From a future former star

David Spade is like a one-trick pony that occasionally lifts its tail and drops something unpleasant for everyone to see. This time it's Dickie Roberts: Former Child Star (PG-13), another chance for the least funny Saturday Night Live alumnus since Joe Piscopo to ply his needling superiority shtick for the masses.

Spade plays the title role, a television celebrity 30 years ago whose celebrity ended when puberty began. Unable to get an acting gig and dissatisfied with his life parking cars, Dickie hires a foster family to provide him with the "normal" childhood he missed.

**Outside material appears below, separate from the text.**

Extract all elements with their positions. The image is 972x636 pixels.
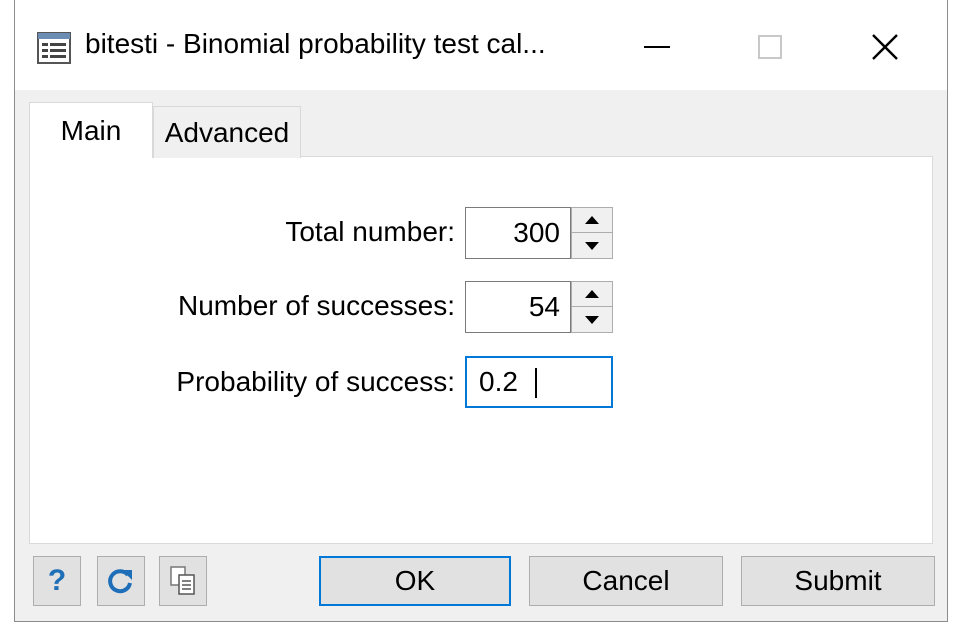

Previews show Spade being carted in a baby stroller, playing on a Slip 'n Slide without water and, of course, making snide remarks at people who don't match his idea of perfection, even though he's far from that goal himself.

The only thing that might make Dickie Roberts: Former Child Star worth paying full price for are cameo appearances by a roster of real former child stars. The list includes Willie Aames (Eight is Enough), Danny Bonaduce (The Partridge Family), Dustin Diamond (Saved by the Bell), Emmanuel Lewis (Webster) and Leif Garrett. Each of them knows something about being has-beens that Spade is just a couple more flops away from learning.

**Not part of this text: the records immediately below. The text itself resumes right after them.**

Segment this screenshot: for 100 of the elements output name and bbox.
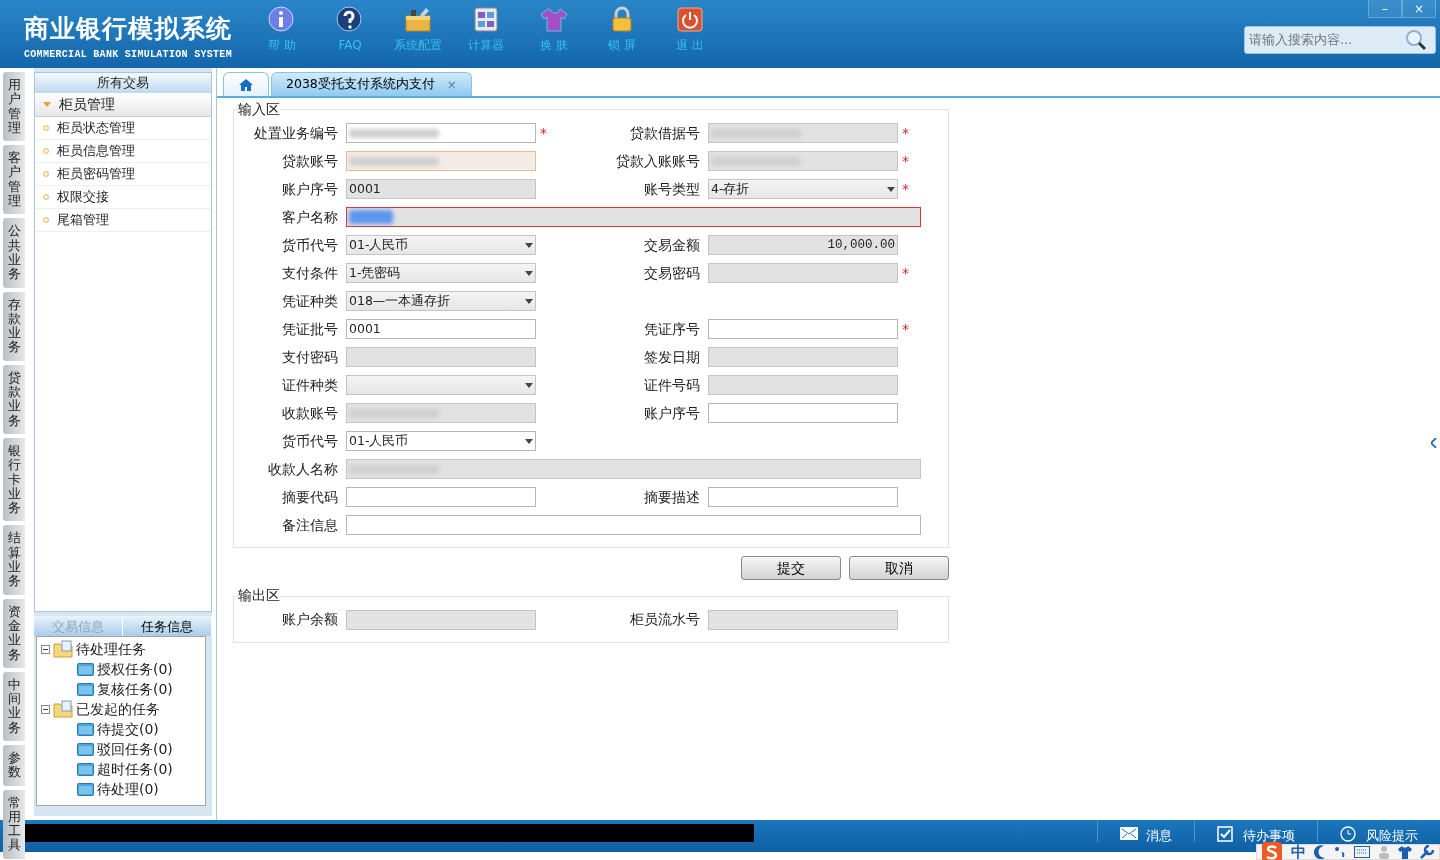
- menu-item[interactable]: 柜员状态管理: [35, 117, 211, 140]
- input-field[interactable]: [346, 515, 921, 536]
- tree-node[interactable]: 待处理(0): [41, 779, 205, 799]
- side-tab[interactable]: 资金业务: [3, 598, 25, 668]
- side-tab[interactable]: 用户管理: [3, 72, 25, 142]
- field-label: 贷款借据号: [629, 123, 701, 143]
- home-tab[interactable]: [223, 72, 269, 96]
- field-label: 备注信息: [281, 515, 339, 535]
- section-title: 输出区: [238, 588, 280, 604]
- dropdown[interactable]: 01-人民币: [346, 431, 536, 452]
- status-item[interactable]: 消息: [1097, 820, 1194, 842]
- collapse-icon: [41, 704, 50, 714]
- folder-icon: [77, 742, 94, 756]
- document-tab[interactable]: 2038受托支付系统内支付 ×: [271, 72, 472, 96]
- close-button[interactable]: ×: [1402, 0, 1436, 18]
- caret-icon: [525, 298, 533, 304]
- field-label: 货币代号: [281, 235, 339, 255]
- required-mark: *: [901, 319, 910, 339]
- tree-node[interactable]: 待处理任务: [41, 639, 205, 659]
- bullet-icon: [43, 217, 49, 223]
- punctuation-icon: [1334, 846, 1346, 858]
- group-header[interactable]: 柜员管理: [35, 93, 211, 117]
- required-mark: *: [901, 151, 910, 171]
- menu-item[interactable]: 权限交接: [35, 186, 211, 209]
- side-tab[interactable]: 贷款业务: [3, 364, 25, 434]
- field-label: 收款人名称: [267, 459, 339, 479]
- sidebar-header: 所有交易: [35, 73, 211, 93]
- submit-button[interactable]: 提交: [741, 556, 841, 581]
- bullet-icon: [43, 148, 49, 154]
- field-label: 凭证种类: [281, 291, 339, 311]
- checkbox-icon: [1217, 826, 1235, 842]
- person-icon: [1378, 845, 1390, 859]
- side-tab[interactable]: 中间业务: [3, 671, 25, 741]
- input-field[interactable]: [708, 319, 898, 340]
- side-tab[interactable]: 结算业务: [3, 525, 25, 595]
- field-label: 交易金额: [643, 235, 701, 255]
- caret-icon: [525, 438, 533, 444]
- app-subtitle: COMMERCIAL BANK SIMULATION SYSTEM: [24, 48, 232, 62]
- required-mark: *: [901, 179, 910, 199]
- status-item[interactable]: 风险提示: [1317, 820, 1440, 842]
- required-mark: *: [539, 123, 548, 143]
- folder-icon: [77, 782, 94, 796]
- field-label: 证件种类: [281, 375, 339, 395]
- cancel-button[interactable]: 取消: [849, 556, 949, 581]
- input-field[interactable]: [708, 403, 898, 424]
- input-field[interactable]: [346, 487, 536, 508]
- folder-icon: [77, 722, 94, 736]
- tree-node[interactable]: 复核任务(0): [41, 679, 205, 699]
- field-label: 货币代号: [281, 431, 339, 451]
- search-icon: [1405, 29, 1427, 51]
- caret-icon: [43, 100, 51, 109]
- panel-tab[interactable]: 任务信息: [123, 616, 212, 636]
- collapse-icon: [41, 644, 50, 654]
- input-field[interactable]: [346, 123, 536, 144]
- moon-icon: [1314, 845, 1326, 859]
- required-mark: *: [901, 123, 910, 143]
- folder-icon: [53, 700, 73, 718]
- toolbox-icon: [404, 6, 432, 33]
- side-tab[interactable]: 公共业务: [3, 218, 25, 288]
- menu-item[interactable]: 尾箱管理: [35, 209, 211, 232]
- tree-node[interactable]: 超时任务(0): [41, 759, 205, 779]
- tree-node[interactable]: 待提交(0): [41, 719, 205, 739]
- field-label: 凭证序号: [643, 319, 701, 339]
- caret-icon: [525, 382, 533, 388]
- side-tab[interactable]: 银行卡业务: [3, 437, 25, 522]
- input-field[interactable]: [708, 487, 898, 508]
- field-label: 账户余额: [281, 610, 339, 630]
- menu-item[interactable]: 柜员密码管理: [35, 163, 211, 186]
- clock-icon: [1340, 826, 1358, 842]
- search-field[interactable]: 请输入搜索内容...: [1245, 30, 1405, 50]
- input-field[interactable]: 0001: [346, 319, 536, 340]
- search-box[interactable]: 请输入搜索内容...: [1244, 26, 1436, 54]
- field-label: 收款账号: [281, 403, 339, 423]
- minimize-button[interactable]: –: [1368, 0, 1402, 18]
- keyboard-icon: [1354, 846, 1370, 858]
- info-icon: [268, 6, 296, 33]
- side-tab[interactable]: 参数: [3, 745, 25, 786]
- side-tab[interactable]: 存款业务: [3, 291, 25, 361]
- tree-node[interactable]: 驳回任务(0): [41, 739, 205, 759]
- shirt-icon: [1398, 845, 1412, 859]
- field-label: 支付密码: [281, 347, 339, 367]
- bullet-icon: [43, 194, 49, 200]
- home-icon: [238, 77, 254, 92]
- mail-icon: [1120, 826, 1138, 842]
- calculator-icon: [472, 6, 500, 33]
- tree-node[interactable]: 已发起的任务: [41, 699, 205, 719]
- field-label: 摘要代码: [281, 487, 339, 507]
- menu-item[interactable]: 柜员信息管理: [35, 140, 211, 163]
- field-label: 签发日期: [643, 347, 701, 367]
- side-tab[interactable]: 常用工具: [3, 789, 25, 859]
- field-label: 客户名称: [281, 207, 339, 227]
- side-tab[interactable]: 客户管理: [3, 145, 25, 215]
- field-label: 交易密码: [643, 263, 701, 283]
- field-label: 摘要描述: [643, 487, 701, 507]
- status-item[interactable]: 待办事项: [1194, 820, 1317, 842]
- caret-icon: [525, 242, 533, 248]
- wrench-icon: [1420, 845, 1434, 859]
- tree-node[interactable]: 授权任务(0): [41, 659, 205, 679]
- folder-icon: [53, 640, 73, 658]
- bullet-icon: [43, 171, 49, 177]
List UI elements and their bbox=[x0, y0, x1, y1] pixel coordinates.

- STEVE PERSALL, Times film critic

Pass on the calamari

Heath Ledger is still a bit wet behind the ears to play an exorcist, but that's what The Order (R) has him doing. I think I'd rather trust my eternal soul to someone like Max von Sydow, who looks as if he's lived and learned quite a bit more.

Ledger plays Alex Bernier, a member of a medieval order of priests known as Carolingians. When the grand pooh-bah dies, Father Alex is dispatched to Rome to investigate the suspicious circumstances. Why would a sacred order rely on such a pup for such an important mission? Because the box office is driven by Ledger's core demographics, so money trumps authenticity.

Anyway, Father Alex teams with his mentor, Father Thomas Garrett (Mark Addy), and an exorcism survivor (Shannyn Sossamon, who appeared with Ledger in A Knight's Tale). Together they are swept into occult circumstances that can't be explained because 20th Century Fox made it clear that no advance screenings of The Order would be scheduled for critics.

The movie's original release date was postponed when preview audiences laughed at special effects that, according to Variety, made sins departing the body look like calamari. Maybe they were retouched, or perhaps Fox thinks the bad publicity has blown over by now.

- S.P.

Disney floats "Hope Springs"

Don't blink or else you'll miss a rarity: a film produced by the Disney dynasty that is being unceremoniously dumped in theaters. Hope Springs (PG-13), from Buena Vista Pictures, was a late addition to this week's lineup and is screening locally at only one theater, AMC Tri-City 8 in Largo. It could be a test run to measure audience response, but it smacks of an attempt to recoup some production costs before moving on to home video obscurity.

Hope Springs stars Colin Firth (What a Girl Wants) as an artist who moves to Vermont after being jilted by his fiancee (Minnie Driver). He's too handsome to be lonely for long, so a matchmaker (Mary Steenburgen) arranges a date with the town's most eligible bachelorette (Heather Graham). Before long, the ex-girlfriend arrives to throw the artist's emotions into conflict.

The movie is based on a book titled New Cardiff by Charles Webb. He also wrote The Graduate, watched it become a classic film, then didn't pen another novel for nearly 25 years. The way Hope Springs is being handled by Disney could stop him from trying again for another quarter-century.